Some Background Regarding Mr. Coe's Trial Experience:
Mr. Coe was admitted to practice here in Georgia in 1975. He began his career with the litigation department of the firm of Hansell, Post, Brandon & Dorsey, one of the largest law firms in Atlanta at the time, with over 110 lawyers. Mr. Coe learned his craft at the feet of some of the best trial lawyers in the area: Hugh M. Dorsey, Jr., Charles E. Watkins, Hugh Wright, Jule Felton, and others. Mr. Coe left the Hansell, Post firm in 1981 to head up the litigation group for the firm of Lamon, Elrod & Harkleroad, and then, several years later, joined Paul Webb, Jr. and Harold T. Daniel, Jr., in what became Webb & Daniel, a highly-respected Atlanta firm known for its expertise in the handling of complex business litigation, including antitrust and securities fraud. In order to assist in his handling of this type of complex business litigation, Mr. Coe attended evening classes at the Georgia State University for more than five years, while practicing law full time during the day, and was ultimately awarded the Master of Business Administration (M.B.A.) degree in 1986. During the latter portion of his ten-year tenure at Webb & Daniel, Mr. Coe was the Managing Partner, in charge of supervising all accounting, financial and personnel matters for the firm. Webb & Daniel was later merged into the Atlanta office of Holland & Knight, a large, multi-state firm with offices located throughout the United States and abroad.

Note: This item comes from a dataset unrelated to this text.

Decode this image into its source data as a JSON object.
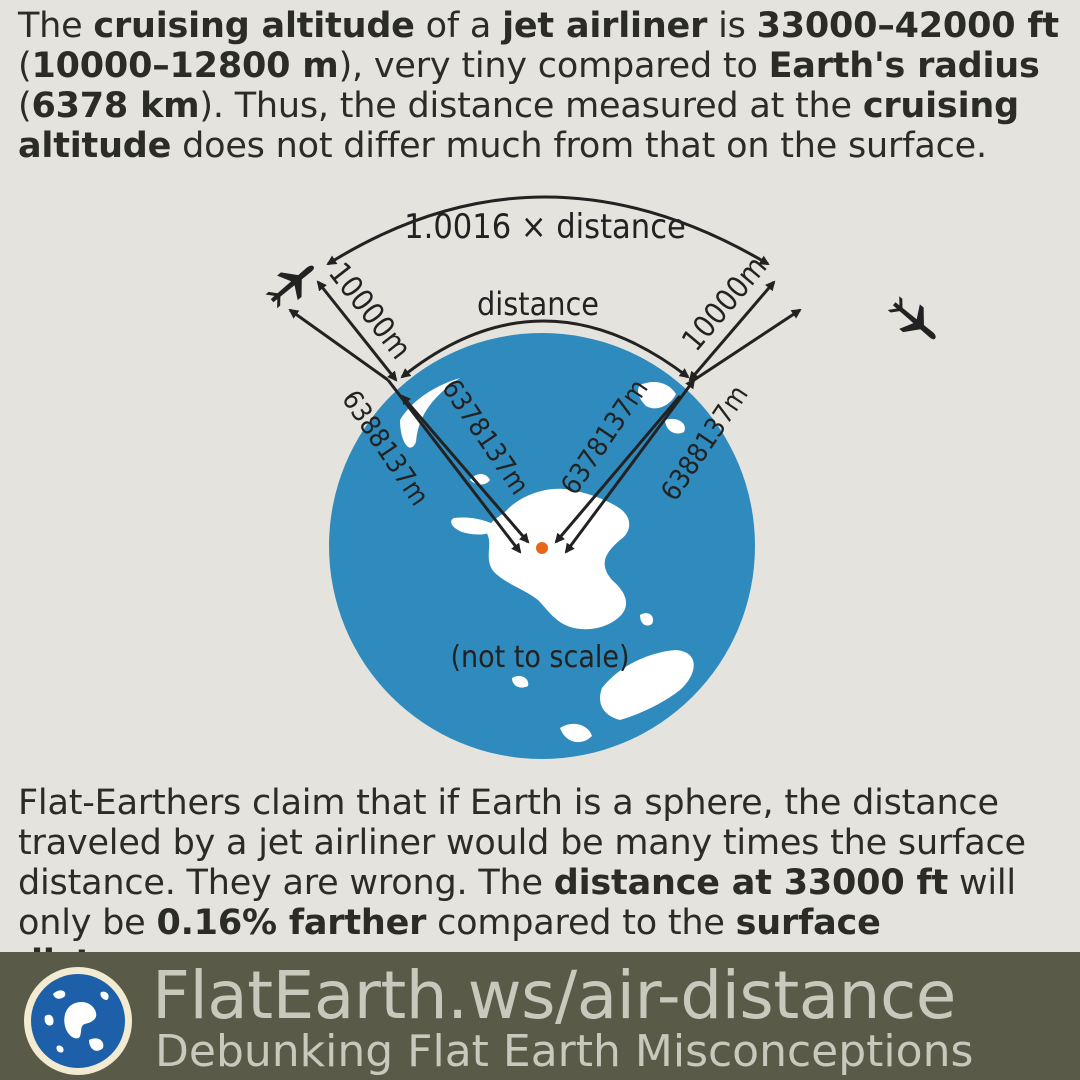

Mr. Coe went "solo" and moved his law practice to Fayetteville in early 1994, shifting his focus to include more emphasis on representing "real people" in crisis situations -- divorce, personal injury, death and other family tragedies, issues involving children -- as opposed to large corporations arguing over business deals and money. In 1997, while still engaged in the full time practice of law, Mr. Coe began a course of study in the Master's program at the Candler School of Theology, Emory University, one of thirteen approved Methodist seminaries in the United States, ultimately graduating with a Master of Theological Studies (M.T.S.) degree in 2001. This seminary experience has profoundly affected Mr. Coe's perceptions regarding the role of lawyers in litigation and, particularly, in the conduct of domestic relations cases such as divorce. Although Mr. Coe represents clients of all faiths and backgrounds, he approaches his divorce practice with an unabashedly Christian view of the world. Do not be surprised if the first thing he asks you, upon an initial office visit seeking a divorce, is what he can do to help you save the marriage, as opposed to filing your petition for divorce. Do not be surprised if he challenges your assumptions about who is at fault for the breakup of the marriage, and explores with you the Christian notions of "turning the other cheek," of redemption, of foregiving others not just seven times, but "seventy times seven" times. Do not be surprised if Mr. Coe asks you, rather pointedly, whether it will really make a bit of difference ten years from now whether you got that piece of furniture you are so intent on getting; or that car; or that bank account. Do not be surprised if Mr. Coe forces you to focus on how your children will view you ten years from now, or your grandchildren 30 years from now, and then challenges you to conduct yourself in the handling of the divorce proceedings accordingly.
If you do not want a trial lawyer who will challenge you with these types of hard questions -- then hire someone else.